To confirm proper behaviour after implementation, you may open a preview in a private browsing window in Firefox, then open the Browser Console (Ctrl+Shift+J), then do the login suggested by the preview page. Once done, go to the browser console and apply the filters in red in the below screenshot. You’ll see in the response headers multiple Set-Cookie headers: the original as well (in blue) as well as the new ones (in green).
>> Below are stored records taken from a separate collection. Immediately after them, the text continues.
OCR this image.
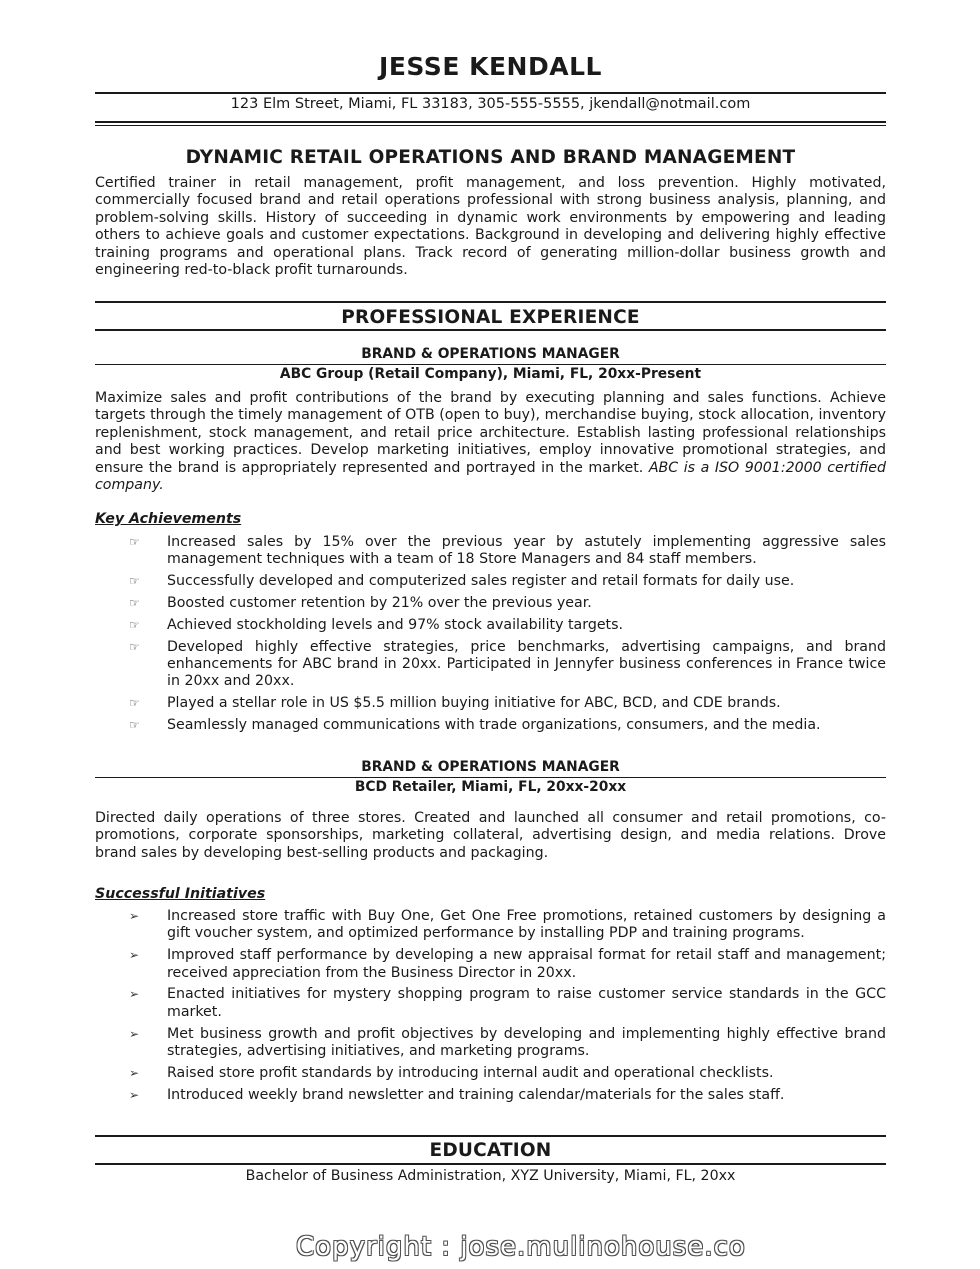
JESSE KENDALL

123 Elm Street, Miami, FL 33183, 305-555-5555, jkendall@notmail.com

DYNAMIC RETAIL OPERATIONS AND BRAND MANAGEMENT

Certified trainer in retail management, profit management, and loss prevention. Highly motivated, commercially focused brand and retail operations professional with strong business analysis, planning, and problem-solving skills. History of succeeding in dynamic work environments by empowering and leading others to achieve goals and customer expectations. Background in developing and delivering highly effective training programs and operational plans. Track record of generating million-dollar business growth and engineering red-to-black profit turnarounds.

PROFESSIONAL EXPERIENCE

BRAND & OPERATIONS MANAGER

ABC Group (Retail Company), Miami, FL, 20xx-Present

Maximize sales and profit contributions of the brand by executing planning and sales functions. Achieve targets through the timely management of OTB (open to buy), merchandise buying, stock allocation, inventory replenishment, stock management, and retail price architecture. Establish lasting professional relationships and best working practices. Develop marketing initiatives, employ innovative promotional strategies, and ensure the brand is appropriately represented and portrayed in the market. ABC is a ISO 9001:2000 certified company.

Key Achievements

☞ Increased sales by 15% over the previous year by astutely implementing aggressive sales management techniques with a team of 18 Store Managers and 84 staff members.
☞ Successfully developed and computerized sales register and retail formats for daily use.
☞ Boosted customer retention by 21% over the previous year.
☞ Achieved stockholding levels and 97% stock availability targets.
☞ Developed highly effective strategies, price benchmarks, advertising campaigns, and brand enhancements for ABC brand in 20xx. Participated in Jennyfer business conferences in France twice in 20xx and 20xx.
☞ Played a stellar role in US $5.5 million buying initiative for ABC, BCD, and CDE brands.
☞ Seamlessly managed communications with trade organizations, consumers, and the media.

BRAND & OPERATIONS MANAGER

BCD Retailer, Miami, FL, 20xx-20xx

Directed daily operations of three stores. Created and launched all consumer and retail promotions, co-promotions, corporate sponsorships, marketing collateral, advertising design, and media relations. Drove brand sales by developing best-selling products and packaging.

Successful Initiatives

➢ Increased store traffic with Buy One, Get One Free promotions, retained customers by designing a gift voucher system, and optimized performance by installing PDP and training programs.
➢ Improved staff performance by developing a new appraisal format for retail staff and management; received appreciation from the Business Director in 20xx.
➢ Enacted initiatives for mystery shopping program to raise customer service standards in the GCC market.
➢ Met business growth and profit objectives by developing and implementing highly effective brand strategies, advertising initiatives, and marketing programs.
➢ Raised store profit standards by introducing internal audit and operational checklists.
➢ Introduced weekly brand newsletter and training calendar/materials for the sales staff.
EDUCATION

Bachelor of Business Administration, XYZ University, Miami, FL, 20xx

Copyright : jose.mulinohouse.co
The cookies and path to open up for each of the supported applications are the following:

For a non SodiusWillert tool

When the OSLC enabled application is not provided by SodiusWillert, we recommend that you reach out to your solution provider for their recommendation. In 2021, their recommendation was:

• Siemens Polarion => https://almdemo.polarion.com/polarion/help/index.jsp?topic=%2Fcom.polarion.xray.doc.user%2Fguide%2Fxid1551488.html

• IBM ELM through Liberty => https://openliberty.io/blog/2020/03/25/set-samesite-attribute-cookies-liberty.html

• IBM ELM through IHS => https://www.ibm.com/support/pages/node/1288438

Enabling Security Headers

There is quite a long list of headers that are meant to enhance the security to your websites. We only focus here on those that are related to OSLC

Content Security Policy

The Content-Security-Policy is an HTTP header that holds more than a few directives. Each directives serves a specific purpose to further strengthen the security of the web application.
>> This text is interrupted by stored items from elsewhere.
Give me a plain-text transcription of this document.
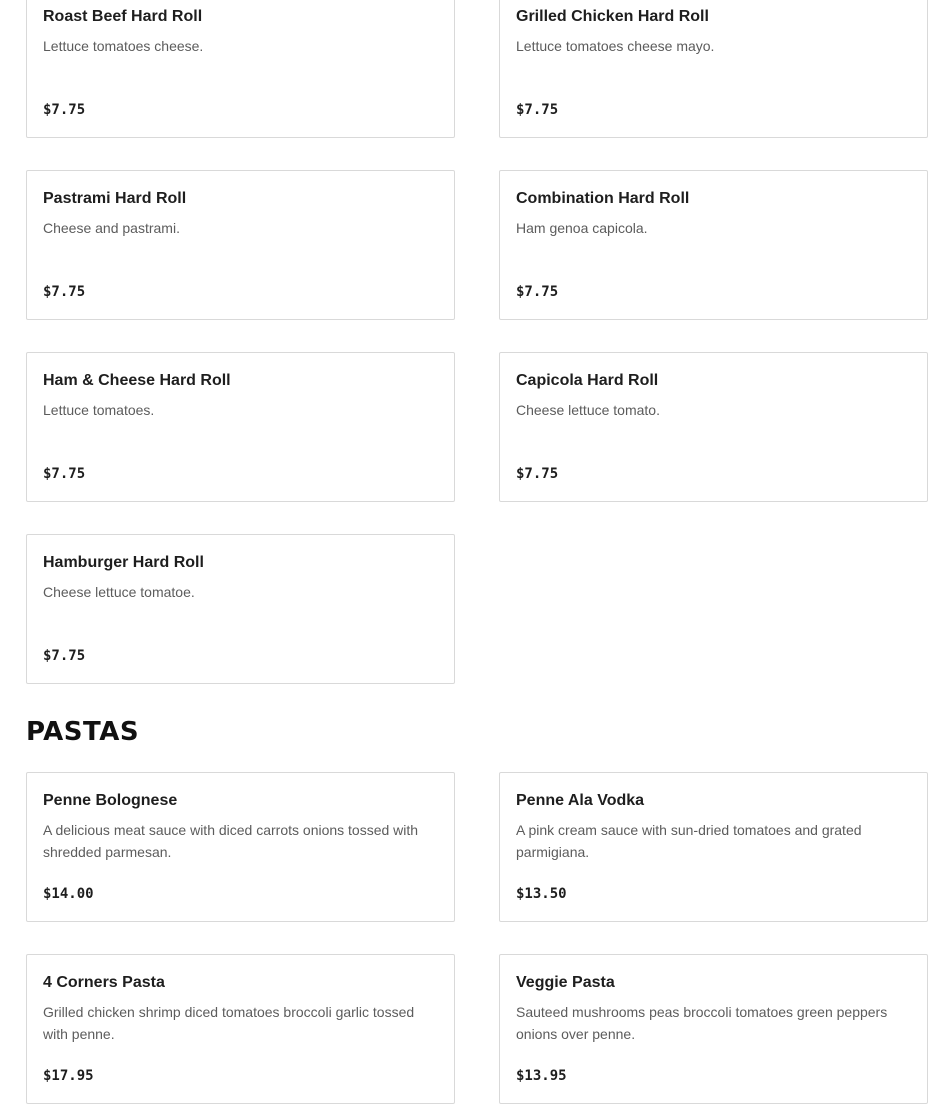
Roast Beef Hard Roll
Lettuce tomatoes cheese.
$7.75
Grilled Chicken Hard Roll
Lettuce tomatoes cheese mayo.
$7.75
Pastrami Hard Roll
Cheese and pastrami.
$7.75
Combination Hard Roll
Ham genoa capicola.
$7.75
Ham & Cheese Hard Roll
Lettuce tomatoes.
$7.75
Capicola Hard Roll
Cheese lettuce tomato.
$7.75
Hamburger Hard Roll
Cheese lettuce tomatoe.
$7.75
PASTAS
Penne Bolognese
A delicious meat sauce with diced carrots onions tossed with shredded parmesan.
$14.00
Penne Ala Vodka
A pink cream sauce with sun-dried tomatoes and grated parmigiana.
$13.50
4 Corners Pasta
Grilled chicken shrimp diced tomatoes broccoli garlic tossed with penne.
$17.95
Veggie Pasta
Sauteed mushrooms peas broccoli tomatoes green peppers onions over penne.
$13.95
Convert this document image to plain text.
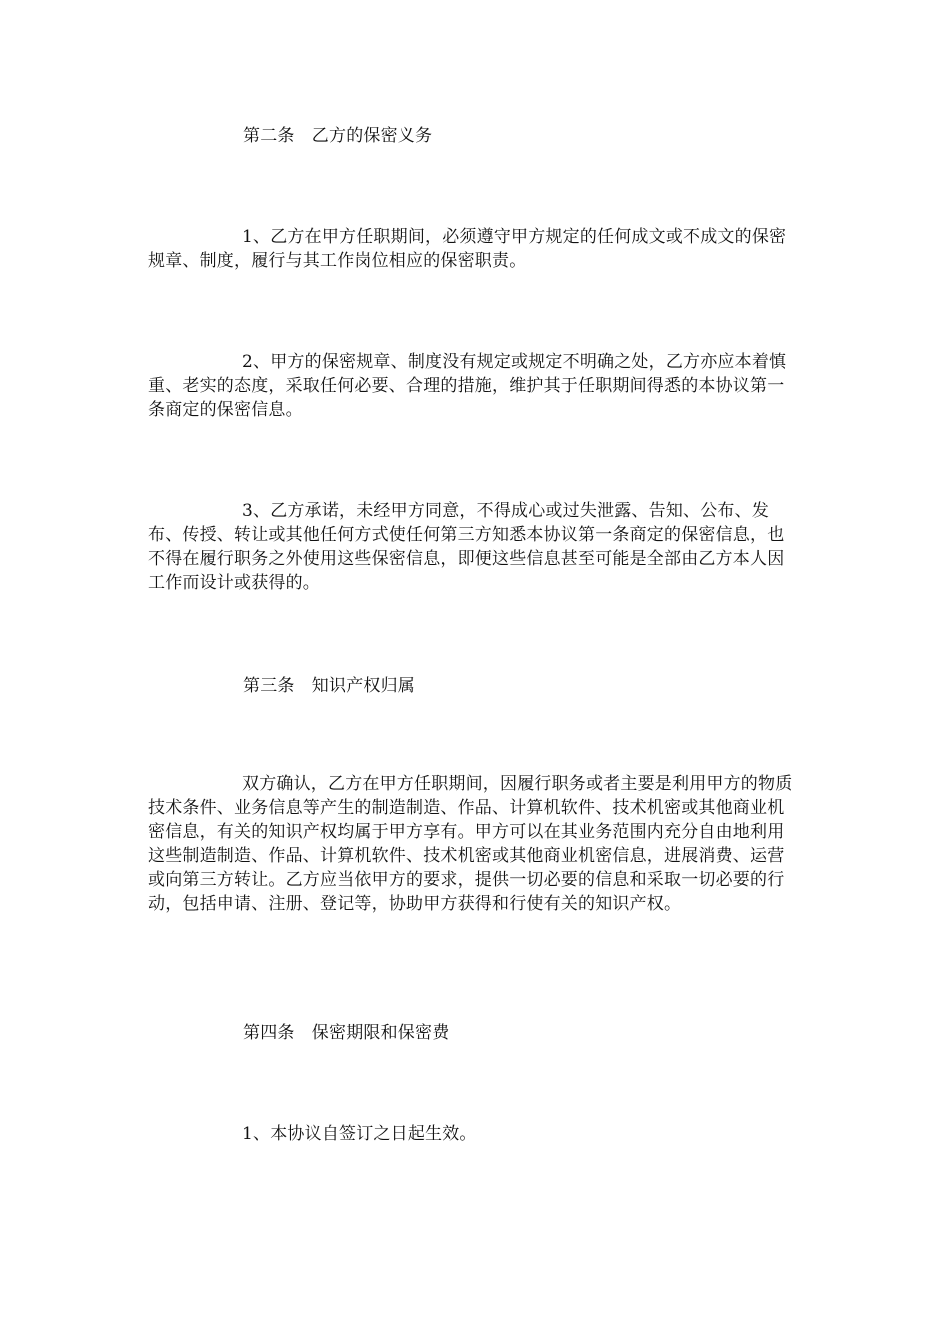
第二条　乙方的保密义务

1、乙方在甲方任职期间，必须遵守甲方规定的任何成文或不成文的保密规章、制度，履行与其工作岗位相应的保密职责。

2、甲方的保密规章、制度没有规定或规定不明确之处，乙方亦应本着慎重、老实的态度，采取任何必要、合理的措施，维护其于任职期间得悉的本协议第一条商定的保密信息。

3、乙方承诺，未经甲方同意，不得成心或过失泄露、告知、公布、发布、传授、转让或其他任何方式使任何第三方知悉本协议第一条商定的保密信息，也不得在履行职务之外使用这些保密信息，即便这些信息甚至可能是全部由乙方本人因工作而设计或获得的。

第三条　知识产权归属

双方确认，乙方在甲方任职期间，因履行职务或者主要是利用甲方的物质技术条件、业务信息等产生的制造制造、作品、计算机软件、技术机密或其他商业机密信息，有关的知识产权均属于甲方享有。甲方可以在其业务范围内充分自由地利用这些制造制造、作品、计算机软件、技术机密或其他商业机密信息，进展消费、运营或向第三方转让。乙方应当依甲方的要求，提供一切必要的信息和采取一切必要的行动，包括申请、注册、登记等，协助甲方获得和行使有关的知识产权。

第四条　保密期限和保密费

1、本协议自签订之日起生效。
The Web Security feature of OSLC Connect products will offer to manage that header directly. It will only manage the frame-ancestors and child-src directives. More directives may be added to further strengthen the security, but they are less related to OSLC, and hence were not included in the initial implementation.

frame-ancestors

The frame-ancestors directive tells modern browsers which websites are allowed to embed an OSLC Application’s data. This corresponds to the interactions an OSLC Application will have with its Consumers.

This can be directly managed by the Web Security feature in OSLC Connect tools.

child-src

The child-src directive tells modern browsers which OSLC Applications can be embedded by the current page. This corresponds to the interactions an OSLC Application will have with its Friends.
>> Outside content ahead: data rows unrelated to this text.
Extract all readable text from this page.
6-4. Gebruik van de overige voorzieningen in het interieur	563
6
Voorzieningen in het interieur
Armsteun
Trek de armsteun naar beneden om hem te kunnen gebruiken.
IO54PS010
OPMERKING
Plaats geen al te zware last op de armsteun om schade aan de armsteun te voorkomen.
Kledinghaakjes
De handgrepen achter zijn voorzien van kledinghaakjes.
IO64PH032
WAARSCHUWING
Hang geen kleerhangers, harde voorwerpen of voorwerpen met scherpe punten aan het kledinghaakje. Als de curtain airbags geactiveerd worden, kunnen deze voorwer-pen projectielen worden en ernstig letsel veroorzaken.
This can be directly managed by the Web Security feature in OSLC Connect tools.

Cross-Origin Opener Policy

This header controls the ability to share information between a document and any window it opens depending if they are on the same domain or not. OSLC interactions require that OSLC Application A is allowed to open a popup to OSLC Application B’s login and interact with the opened popup to achieve the OSLC authentication flow. As a consequence, if this header is present, its value must be same-origin-allow-popups.

Additional headers

The below additional headers are recommended to be added through the reverse proxy configuration.

X-Frame-Options

The X-Frame-Options header serves the same purpose as the CSP frame-ancestors directive, which superseeds it when both are available on most browser. It’s only useful where Internet Explorer 11 remains the mandatory browser. Anywhere an alternative browser is available, one should prefer the alternative since Internet Explorer 11 is end of life.

Strict-Transport-Security

The Strict-Transport-Security header is used to tell the browser that the website must only be accessed through HTTPS. As discussed above, OSLC Applications are expected to be accessed through HTTPS. As such, il makes most sense that this header is added by a reverse proxy.

Referrer-Policy

This header should always be set in modern deployments. Its value should be strict-origin-when-cross-origin. It is meant to avoid giving information about your server that is not required when your server redirects / opens a page to another website.

X-Content-Type-Options

This header should always be set in modern deployments. Its value should be nosniff.